May 5, 2013: Braggot, Take 2

This evening, I began the process of putting together another braggot. I’d love to say everything went as planned, but no.

I started by throwing 2.5G of water into a primary fermentation bucket (having first sanitized with my saved solution of potassium metabisulfite) and putting it in the freezer to quickly cool down. I then set two pans of water on the stove to heat. To the first I added 4.5 quarts of water, and I brought it to 170°F. The second received only a gallon, and it was destined to reach a not-quite-boiling 185°F.

To the 4.5 quarts of water, I added the mesh bag full of the grains. I used 4 pounds of crushed pale malt and 0.5 pounds of caramel malt. Last time I used crystal malt per the recipe, but this time I went with the caramel, which should cut the sweetness a little bit, adding complexity of flavor in place of the bitterness the hops provided in the last batch. The temperature of the mash, as expected, dropped into the range of of 145-155 and I held it there for 30 minutes. Then I began the sparging process, made much simpler this time by the use of the bag, which fit nicely in a colander allowing me to pour water over top.

Okay – that last paragraph was the intention, at the very least. I did get the water going, but then I added the grain early, distracted and losing order of operations as I made the kids some tapioca pudding simultaneously. No problem, the temp didn’t take too long to get to its expected 170°F, then I reduced the heat and let it settle down to the 150-ish point. But in retrospect – and I questioned this last time as well – I think that the 30 minutes would be better done off the burner altogether. For thirty minutes a kept a vigilant eye, as the temperature would not seem to stay constant, sitting for a moment at 150°F, then jumping into the 160’s.

But 30 minutes eventually elapsed, and so I went to begin sparging. That was when I discovered that the bag had burned to the bottom of the pan. Ugh. Now, I honestly dislike this pan. I’m not sure what is with it – maybe it’s just too thin. I always seem to have problems keeping the contents from sticking to the bottom. But I didn’t expect such an issue with the mash. It’s my biggest pot, my next two reasonably sized pans being 1) on loan to friends and 2) used to heat the other gallon. So I threw out the bag, and moved the mash to a new bag.
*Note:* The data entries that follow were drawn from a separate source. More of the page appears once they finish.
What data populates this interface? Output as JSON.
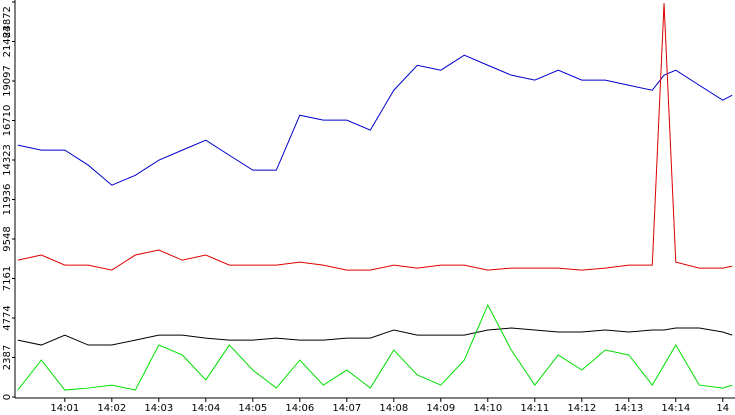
{
  "chart_data": {
    "type": "line",
    "x": [
      0,
      0.5,
      1,
      1.5,
      2,
      2.5,
      3,
      3.5,
      4,
      4.5,
      5,
      5.5,
      6,
      6.5,
      7,
      7.5,
      8,
      8.5,
      9,
      9.5,
      10,
      10.5,
      11,
      11.5,
      12,
      12.5,
      13,
      13.5,
      13.75,
      14,
      14.5,
      15,
      15.2
    ],
    "xlim": [
      -0.06,
      15.26
    ],
    "xticks": [
      {
        "value": 1,
        "label": "14:01"
      },
      {
        "value": 2,
        "label": "14:02"
      },
      {
        "value": 3,
        "label": "14:03"
      },
      {
        "value": 4,
        "label": "14:04"
      },
      {
        "value": 5,
        "label": "14:05"
      },
      {
        "value": 6,
        "label": "14:06"
      },
      {
        "value": 7,
        "label": "14:07"
      },
      {
        "value": 8,
        "label": "14:08"
      },
      {
        "value": 9,
        "label": "14:09"
      },
      {
        "value": 10,
        "label": "14:10"
      },
      {
        "value": 11,
        "label": "14:11"
      },
      {
        "value": 12,
        "label": "14:12"
      },
      {
        "value": 13,
        "label": "14:13"
      },
      {
        "value": 14,
        "label": "14:14"
      },
      {
        "value": 15,
        "label": "14"
      }
    ],
    "ylim": [
      0,
      23872
    ],
    "yticks": [
      0,
      2387,
      4774,
      7161,
      9548,
      11936,
      14323,
      16710,
      19097,
      21484,
      23872
    ],
    "series": [
      {
        "color": "#0000cc",
        "values": [
          15220,
          14920,
          14920,
          14010,
          12800,
          13400,
          14310,
          14920,
          15520,
          14610,
          13710,
          13710,
          17030,
          16730,
          16730,
          16130,
          18540,
          20050,
          19750,
          20660,
          20050,
          19450,
          19150,
          19750,
          19150,
          19150,
          18840,
          18540,
          19450,
          19750,
          18840,
          17940,
          18240
        ]
      },
      {
        "color": "#e00000",
        "values": [
          8270,
          8580,
          7970,
          7970,
          7670,
          8580,
          8880,
          8270,
          8580,
          7970,
          7970,
          7970,
          8150,
          7970,
          7670,
          7670,
          7970,
          7790,
          7970,
          7970,
          7670,
          7790,
          7790,
          7790,
          7670,
          7790,
          7970,
          7970,
          23800,
          8150,
          7790,
          7790,
          7910
        ]
      },
      {
        "color": "#000000",
        "values": [
          3440,
          3140,
          3740,
          3140,
          3140,
          3440,
          3740,
          3740,
          3560,
          3440,
          3440,
          3560,
          3440,
          3440,
          3560,
          3560,
          4050,
          3740,
          3740,
          3740,
          4050,
          4170,
          4050,
          3930,
          3930,
          4050,
          3930,
          4050,
          4050,
          4170,
          4170,
          3930,
          3740
        ]
      },
      {
        "color": "#00e000",
        "values": [
          420,
          2230,
          420,
          540,
          720,
          420,
          3140,
          2540,
          1030,
          3140,
          1630,
          540,
          2230,
          720,
          1630,
          540,
          2840,
          1330,
          720,
          2230,
          5560,
          2840,
          720,
          2540,
          1630,
          2840,
          2540,
          720,
          1930,
          3140,
          720,
          540,
          720
        ]
      }
    ]
  }
}
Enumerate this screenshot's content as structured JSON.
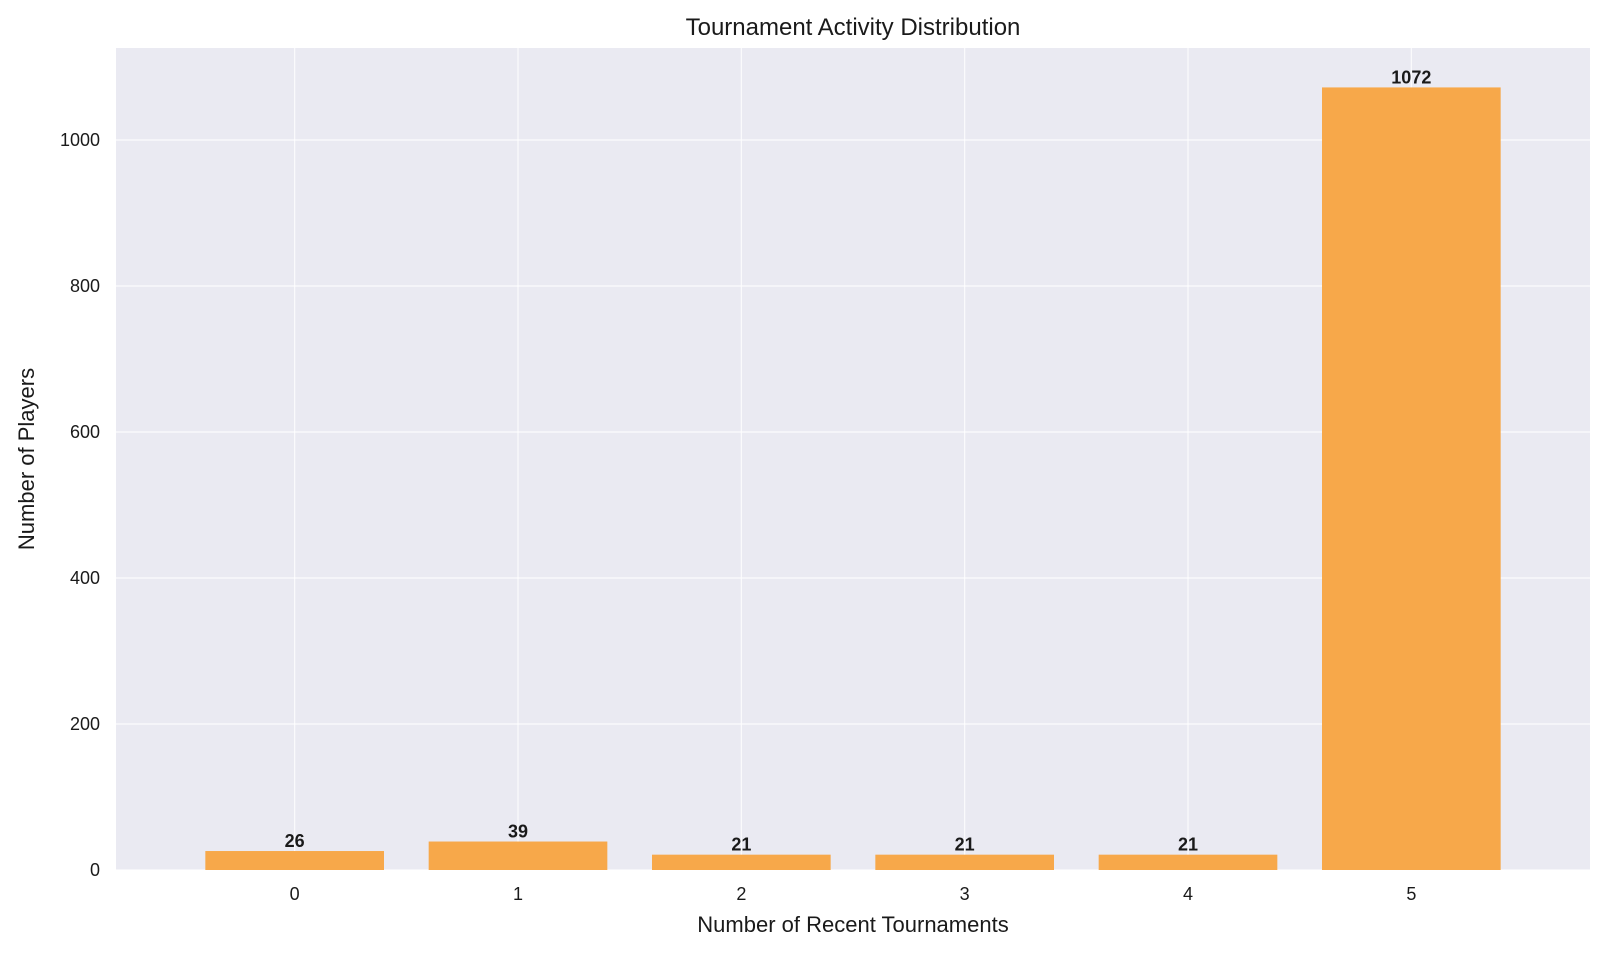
{
  "chart_data": {
    "type": "bar",
    "title": "Tournament Activity Distribution",
    "xlabel": "Number of Recent Tournaments",
    "ylabel": "Number of Players",
    "categories": [
      "0",
      "1",
      "2",
      "3",
      "4",
      "5"
    ],
    "values": [
      26,
      39,
      21,
      21,
      21,
      1072
    ],
    "ylim": [
      0,
      1126
    ],
    "yticks": [
      0,
      200,
      400,
      600,
      800,
      1000
    ],
    "grid": true,
    "colors": {
      "bar": "#f7a84a",
      "plot_background": "#eaeaf2",
      "grid": "#ffffff"
    }
  }
}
Now at this point I did have a decision. I could just make a semi-sweet mead and discard the mash. It is a lot of honey to waste. But the mash didn’t smell worse for the wear. It was slightly darker than the last time, but only slightly, and this could just as easily be the effect of the caramel rather than the crystal malt. So I went ahead and sparged, and everything turned out fine as far as I can tell. Very little of the barley was stuck to the bottom – looks like mostly just the bag itself crisped. Sparging was uneventful, and definitely easier than last time when I did not use a bag to contain the soaked barley.

Having finished sparging, I ran and got the water out of the freezer. Not frozen. Whew! I added all the honey I could get out of the jars to the fermentation bucket, then used the sparged mash (still quite a bit hot) to rinse out the honey jars so I got all the honey. The recipe called for 10 pounds of honey, so I used four 2.5 lb honey jars. I then added the rest of the sparged liquid and stirred up the must to evenly distribute the honey. That was followed by 2 tsp each of yeast energizer and yeast nutrient, and then a little more stirring.

Finally, I rehydrated the yeast. The recipe called for 10 grams of Lalvin D-47, i.e. two packets. Before adding the yeast (while it waited the direct 15 minutes), I checked the gravity of my must (a respectable 1.101). The time complete, I tossed the yeast in, and then stirred some more to mix and incorporate oxygen.

So, not my best work. I think everything still looks very hopeful, but I’d just as soon not burn the bag to the pan it is cooking in next time. The must itself is darker, if only in my imagination. I’ll definitely be able to compare final results with the last batch. The major difference this time is the lack of hops (and I also didn’t boil the sparged liquid another hour, but I believe this is specifically for introducing the hops). Hopefully the burnt bag doesn’t make the comparison to the hopped braggot meaningless.